En général, c'est le premier point qui est remis en cause, mais le souci est que le second est aussi problématique comme je l'ai expliqué il y a quelques semaines. Et comme dit à la fin de mon article, je doute que le second point soit remis en cause de si tôt. Mais peut être qu'il n'y a pas besoin de remettre les deux points en cause, mais simplement de répondre au besoin de rationalisation profond.

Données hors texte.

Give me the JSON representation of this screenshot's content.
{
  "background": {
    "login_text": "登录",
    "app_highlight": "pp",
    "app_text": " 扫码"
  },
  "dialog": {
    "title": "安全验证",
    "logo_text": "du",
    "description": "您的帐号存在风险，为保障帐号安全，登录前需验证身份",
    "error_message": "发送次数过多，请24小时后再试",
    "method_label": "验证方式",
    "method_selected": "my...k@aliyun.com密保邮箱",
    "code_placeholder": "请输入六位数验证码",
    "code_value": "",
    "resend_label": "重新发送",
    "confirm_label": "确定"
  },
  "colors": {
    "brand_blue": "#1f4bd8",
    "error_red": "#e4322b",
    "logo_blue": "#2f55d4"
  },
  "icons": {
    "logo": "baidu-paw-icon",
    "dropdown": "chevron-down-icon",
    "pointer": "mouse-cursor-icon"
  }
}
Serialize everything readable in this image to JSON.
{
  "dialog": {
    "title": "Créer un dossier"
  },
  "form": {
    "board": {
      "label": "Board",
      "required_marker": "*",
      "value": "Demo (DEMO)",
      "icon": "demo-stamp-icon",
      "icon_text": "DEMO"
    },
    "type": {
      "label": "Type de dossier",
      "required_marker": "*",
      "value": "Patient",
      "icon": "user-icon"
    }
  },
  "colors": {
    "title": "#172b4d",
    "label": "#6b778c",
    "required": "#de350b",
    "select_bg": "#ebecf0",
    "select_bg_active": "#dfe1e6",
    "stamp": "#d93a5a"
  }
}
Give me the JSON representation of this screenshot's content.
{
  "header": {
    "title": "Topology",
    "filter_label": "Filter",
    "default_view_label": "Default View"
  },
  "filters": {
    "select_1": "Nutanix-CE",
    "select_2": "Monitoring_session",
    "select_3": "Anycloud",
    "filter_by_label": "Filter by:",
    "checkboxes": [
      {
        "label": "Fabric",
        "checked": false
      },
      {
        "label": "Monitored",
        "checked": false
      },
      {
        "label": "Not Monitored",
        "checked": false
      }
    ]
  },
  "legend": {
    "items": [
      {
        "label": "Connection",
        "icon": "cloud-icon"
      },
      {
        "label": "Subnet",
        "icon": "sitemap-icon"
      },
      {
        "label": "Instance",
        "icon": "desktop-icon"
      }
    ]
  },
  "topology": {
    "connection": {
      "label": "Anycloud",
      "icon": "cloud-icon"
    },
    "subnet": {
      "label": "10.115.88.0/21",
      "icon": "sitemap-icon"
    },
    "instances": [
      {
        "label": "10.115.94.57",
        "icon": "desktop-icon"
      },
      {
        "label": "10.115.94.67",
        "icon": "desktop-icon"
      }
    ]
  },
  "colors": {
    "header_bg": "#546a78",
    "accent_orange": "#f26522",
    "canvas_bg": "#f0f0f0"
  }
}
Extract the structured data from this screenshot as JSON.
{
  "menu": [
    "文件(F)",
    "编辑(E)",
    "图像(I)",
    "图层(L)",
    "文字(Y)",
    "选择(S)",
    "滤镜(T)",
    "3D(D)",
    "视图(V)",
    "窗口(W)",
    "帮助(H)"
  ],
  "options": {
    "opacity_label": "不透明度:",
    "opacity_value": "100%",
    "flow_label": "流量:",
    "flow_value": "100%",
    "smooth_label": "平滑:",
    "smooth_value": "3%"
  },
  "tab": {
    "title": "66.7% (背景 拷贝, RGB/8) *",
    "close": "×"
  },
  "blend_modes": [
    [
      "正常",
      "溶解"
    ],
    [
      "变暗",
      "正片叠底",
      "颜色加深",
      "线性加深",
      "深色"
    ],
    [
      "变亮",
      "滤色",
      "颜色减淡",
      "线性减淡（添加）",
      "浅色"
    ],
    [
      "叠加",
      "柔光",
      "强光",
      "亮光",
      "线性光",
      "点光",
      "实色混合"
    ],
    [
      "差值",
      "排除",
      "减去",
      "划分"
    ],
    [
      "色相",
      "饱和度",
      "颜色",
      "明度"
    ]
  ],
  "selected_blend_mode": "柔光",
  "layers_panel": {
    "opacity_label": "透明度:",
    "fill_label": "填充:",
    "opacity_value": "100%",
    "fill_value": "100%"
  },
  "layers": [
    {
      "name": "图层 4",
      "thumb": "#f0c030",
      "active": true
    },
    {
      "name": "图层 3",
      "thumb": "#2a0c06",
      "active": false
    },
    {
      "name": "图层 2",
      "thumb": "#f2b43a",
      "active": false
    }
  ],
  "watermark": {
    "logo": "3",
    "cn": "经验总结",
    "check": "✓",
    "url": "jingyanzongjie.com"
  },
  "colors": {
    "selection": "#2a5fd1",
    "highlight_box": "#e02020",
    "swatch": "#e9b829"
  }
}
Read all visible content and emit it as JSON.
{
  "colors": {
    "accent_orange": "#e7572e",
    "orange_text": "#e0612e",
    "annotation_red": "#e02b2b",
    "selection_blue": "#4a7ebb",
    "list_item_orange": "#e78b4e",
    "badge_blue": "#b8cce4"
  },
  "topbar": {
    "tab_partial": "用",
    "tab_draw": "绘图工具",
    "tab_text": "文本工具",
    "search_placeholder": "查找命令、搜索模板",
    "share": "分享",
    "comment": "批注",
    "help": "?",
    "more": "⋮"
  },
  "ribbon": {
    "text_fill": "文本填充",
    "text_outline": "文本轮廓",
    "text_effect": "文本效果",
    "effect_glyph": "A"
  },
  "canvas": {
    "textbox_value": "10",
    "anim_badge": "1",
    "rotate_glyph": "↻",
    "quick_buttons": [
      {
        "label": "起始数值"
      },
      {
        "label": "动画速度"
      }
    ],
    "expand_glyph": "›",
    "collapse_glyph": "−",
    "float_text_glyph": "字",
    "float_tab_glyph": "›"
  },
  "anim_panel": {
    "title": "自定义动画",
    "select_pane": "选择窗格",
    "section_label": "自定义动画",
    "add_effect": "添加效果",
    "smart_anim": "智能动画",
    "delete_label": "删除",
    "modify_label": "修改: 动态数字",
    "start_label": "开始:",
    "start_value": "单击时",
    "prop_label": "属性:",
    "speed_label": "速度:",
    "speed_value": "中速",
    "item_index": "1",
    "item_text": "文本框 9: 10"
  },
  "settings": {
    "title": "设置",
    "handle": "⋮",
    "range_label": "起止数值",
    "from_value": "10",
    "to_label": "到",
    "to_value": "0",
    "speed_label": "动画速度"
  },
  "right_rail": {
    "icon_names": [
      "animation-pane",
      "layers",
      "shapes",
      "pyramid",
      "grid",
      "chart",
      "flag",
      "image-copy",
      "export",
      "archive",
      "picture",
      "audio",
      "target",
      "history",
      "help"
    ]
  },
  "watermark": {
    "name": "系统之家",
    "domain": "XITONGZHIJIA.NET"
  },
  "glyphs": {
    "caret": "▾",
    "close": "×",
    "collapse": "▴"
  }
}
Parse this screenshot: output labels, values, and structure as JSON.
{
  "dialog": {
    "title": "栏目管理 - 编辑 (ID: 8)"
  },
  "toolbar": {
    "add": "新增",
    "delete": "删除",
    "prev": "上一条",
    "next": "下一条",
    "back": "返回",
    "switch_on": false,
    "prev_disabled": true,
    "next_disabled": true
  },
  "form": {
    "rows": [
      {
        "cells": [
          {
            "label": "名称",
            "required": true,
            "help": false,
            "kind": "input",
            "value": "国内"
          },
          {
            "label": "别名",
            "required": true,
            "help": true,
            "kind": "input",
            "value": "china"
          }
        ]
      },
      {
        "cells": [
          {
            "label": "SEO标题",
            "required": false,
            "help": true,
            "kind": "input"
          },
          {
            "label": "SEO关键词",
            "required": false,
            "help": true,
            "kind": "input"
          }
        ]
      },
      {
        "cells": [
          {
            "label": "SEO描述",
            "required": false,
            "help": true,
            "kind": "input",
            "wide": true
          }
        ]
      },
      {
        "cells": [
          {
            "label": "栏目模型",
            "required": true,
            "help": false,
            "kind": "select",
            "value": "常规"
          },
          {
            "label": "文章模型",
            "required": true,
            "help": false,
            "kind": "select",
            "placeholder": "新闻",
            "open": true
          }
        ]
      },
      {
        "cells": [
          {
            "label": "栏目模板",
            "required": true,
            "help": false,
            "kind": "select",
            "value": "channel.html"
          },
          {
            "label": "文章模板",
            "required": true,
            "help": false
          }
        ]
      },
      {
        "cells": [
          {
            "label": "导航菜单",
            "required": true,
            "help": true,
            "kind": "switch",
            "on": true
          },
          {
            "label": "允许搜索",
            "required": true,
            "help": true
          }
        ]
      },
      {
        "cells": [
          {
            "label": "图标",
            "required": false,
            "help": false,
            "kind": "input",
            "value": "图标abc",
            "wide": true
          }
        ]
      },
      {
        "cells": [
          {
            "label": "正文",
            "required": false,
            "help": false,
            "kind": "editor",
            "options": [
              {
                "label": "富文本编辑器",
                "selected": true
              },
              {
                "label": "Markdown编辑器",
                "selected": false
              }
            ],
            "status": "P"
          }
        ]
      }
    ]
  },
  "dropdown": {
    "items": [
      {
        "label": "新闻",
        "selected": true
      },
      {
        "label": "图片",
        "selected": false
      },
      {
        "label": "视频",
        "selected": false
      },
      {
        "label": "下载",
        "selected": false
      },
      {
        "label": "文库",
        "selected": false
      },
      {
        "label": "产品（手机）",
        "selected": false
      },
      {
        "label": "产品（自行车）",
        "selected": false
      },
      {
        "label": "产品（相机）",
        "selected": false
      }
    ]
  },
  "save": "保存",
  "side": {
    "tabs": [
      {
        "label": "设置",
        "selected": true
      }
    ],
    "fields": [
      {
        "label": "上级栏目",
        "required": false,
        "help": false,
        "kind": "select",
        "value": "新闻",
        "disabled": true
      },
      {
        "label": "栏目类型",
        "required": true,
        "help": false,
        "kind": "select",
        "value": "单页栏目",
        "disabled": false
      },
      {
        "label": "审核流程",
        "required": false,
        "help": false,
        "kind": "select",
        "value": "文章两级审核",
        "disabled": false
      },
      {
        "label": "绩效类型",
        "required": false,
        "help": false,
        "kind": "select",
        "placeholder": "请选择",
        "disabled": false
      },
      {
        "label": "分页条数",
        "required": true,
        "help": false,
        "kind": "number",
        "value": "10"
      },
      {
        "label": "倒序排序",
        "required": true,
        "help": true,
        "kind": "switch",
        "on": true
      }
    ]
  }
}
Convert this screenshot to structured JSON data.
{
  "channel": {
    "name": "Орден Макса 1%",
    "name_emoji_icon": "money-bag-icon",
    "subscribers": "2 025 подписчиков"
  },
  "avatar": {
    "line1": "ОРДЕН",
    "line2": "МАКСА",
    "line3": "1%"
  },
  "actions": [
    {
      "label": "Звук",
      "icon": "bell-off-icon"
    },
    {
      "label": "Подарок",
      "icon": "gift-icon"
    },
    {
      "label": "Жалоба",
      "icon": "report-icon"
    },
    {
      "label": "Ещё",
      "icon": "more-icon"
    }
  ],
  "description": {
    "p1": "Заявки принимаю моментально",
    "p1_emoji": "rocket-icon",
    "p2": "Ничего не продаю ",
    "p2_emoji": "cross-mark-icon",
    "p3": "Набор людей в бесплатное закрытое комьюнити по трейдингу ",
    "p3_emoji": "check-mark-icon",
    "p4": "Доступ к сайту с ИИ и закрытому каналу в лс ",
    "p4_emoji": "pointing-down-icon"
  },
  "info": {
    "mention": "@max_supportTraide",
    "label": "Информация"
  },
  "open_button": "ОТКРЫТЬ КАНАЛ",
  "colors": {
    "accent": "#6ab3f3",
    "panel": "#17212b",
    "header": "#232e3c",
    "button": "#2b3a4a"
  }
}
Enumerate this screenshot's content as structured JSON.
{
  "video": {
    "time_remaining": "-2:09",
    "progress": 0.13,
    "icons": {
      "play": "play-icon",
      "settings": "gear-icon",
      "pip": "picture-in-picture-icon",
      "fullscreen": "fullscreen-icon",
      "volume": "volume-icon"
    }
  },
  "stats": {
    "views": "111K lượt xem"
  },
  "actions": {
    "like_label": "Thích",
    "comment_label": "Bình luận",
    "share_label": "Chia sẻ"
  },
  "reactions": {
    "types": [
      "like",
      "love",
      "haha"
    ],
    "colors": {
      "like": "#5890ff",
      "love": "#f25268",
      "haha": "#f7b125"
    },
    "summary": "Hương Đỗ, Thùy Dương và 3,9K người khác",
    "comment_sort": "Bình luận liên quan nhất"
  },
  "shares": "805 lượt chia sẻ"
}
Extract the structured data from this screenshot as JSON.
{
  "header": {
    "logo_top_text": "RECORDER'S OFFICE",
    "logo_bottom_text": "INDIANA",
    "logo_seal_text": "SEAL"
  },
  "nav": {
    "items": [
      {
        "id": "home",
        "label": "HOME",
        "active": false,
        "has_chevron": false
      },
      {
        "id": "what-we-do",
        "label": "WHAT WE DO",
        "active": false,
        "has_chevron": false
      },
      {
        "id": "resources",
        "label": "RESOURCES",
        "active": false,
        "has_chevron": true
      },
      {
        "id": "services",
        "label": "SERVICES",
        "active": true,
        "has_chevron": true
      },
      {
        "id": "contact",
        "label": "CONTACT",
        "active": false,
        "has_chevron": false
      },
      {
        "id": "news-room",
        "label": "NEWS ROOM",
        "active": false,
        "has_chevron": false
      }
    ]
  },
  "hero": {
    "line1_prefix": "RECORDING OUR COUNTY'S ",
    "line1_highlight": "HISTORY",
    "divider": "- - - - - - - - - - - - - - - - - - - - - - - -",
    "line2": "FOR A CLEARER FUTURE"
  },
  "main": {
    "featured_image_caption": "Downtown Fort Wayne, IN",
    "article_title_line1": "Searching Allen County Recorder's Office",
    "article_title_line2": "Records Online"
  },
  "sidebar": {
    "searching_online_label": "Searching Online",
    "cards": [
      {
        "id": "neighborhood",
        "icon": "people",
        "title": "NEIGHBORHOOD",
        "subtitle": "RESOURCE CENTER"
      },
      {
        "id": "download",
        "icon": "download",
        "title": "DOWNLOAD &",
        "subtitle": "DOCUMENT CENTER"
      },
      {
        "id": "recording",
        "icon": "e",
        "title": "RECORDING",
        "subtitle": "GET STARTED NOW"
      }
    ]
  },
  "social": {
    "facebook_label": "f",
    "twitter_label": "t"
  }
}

Et j'en arrive à un troisième document, sur la généalogie de l'idéologie TERF. On va souvent créditer Mumsnet pour la résurgence récente en UK, et une reprise des thèmes par la droite et l'extrême droite, mais il y avait aussi une communauté TERF sur Tumblr comme l'explique Jennifer Earles dans son mémoire "TERF Wars: Narrative Productions of Gender and Essentialism in Radical-Feminist (Cyber)spaces". Le papier est assez long (208 pages), mais il trace la circulation des idées et l'origine du mouvement. Et en effet, elle pointe comment les questions autour des femmes trans se sont propagés de groupes en groupes, et de génération en génération. Bien que je ne puisse pas le prouver, il est possible que des TERFs de Tumblr en 2009 soit devenues des mères de Mumsnet 7 à 10 ans après. L'autrice souligne que contrairement aux années 1970, les personnes discutant sur Tumblr avaient accès aux écrits des féministes TERFs des générations passées, ce qui a permis d'asseoir Tumblr comme place de marché de la rationalisation.
Comme je viens de trouver ce document, je n'ai pas eu le temps de le lire en entier. Cependant, ce que j'ai lu semble aller dans mon sens, et montre que les questions contemporaines d'accès à des espaces ségrégés n'ont rien de récente. Par exemple, la question des toilettes a été abordée dans les discussions il y a 20 ans dans la publication féministe examinée par l'autrice. Le fait de revoir la discussion revenir sur le tapis me rappelle fortement ce que Lily Alexandre explique dans une vidéo récente, à savoir que la communauté LGBT semble plus ou moins amnésique.
Au vue de tout ça, je voudrais conclure sur le fait qu'au delà d'un groupe regroupé autour d'une idéologie, les TERFs/GCs se sont aussi organisés en tant que groupe social. Leurs motivations sont à la foi d'ordre personnel vis à vis de leur propre identité et de sa rationalisation, mais aussi d'ordre politique en partie par leur proximité avec des théories féministes. Il existe d'autres exemples, et Magali Della Sudda en présente 3 dans son ouvrage Les nouvelles Femmes de droite sur les militantes qui se réclament du féminisme mais qui visent surtout à maintenir la séparation des genres, ce qui est une façon de rationaliser leur position sociale. Et je pense qu'il est important d'interroger les mécanismes de ce genre de dévoiement, car si ça arrive pour le féminisme, il est probable que ça arrive ailleurs.
que je n'ai pas encore lu au moment où j'écris ces lignes.
un point qui s'applique aussi aux masculinistes, car ce qui compte n'est pas la domination réelle mais perçue.
ce qui expliquerais aussi comment les religions et les croyances sont apparues dans sans doute toutes les cultures.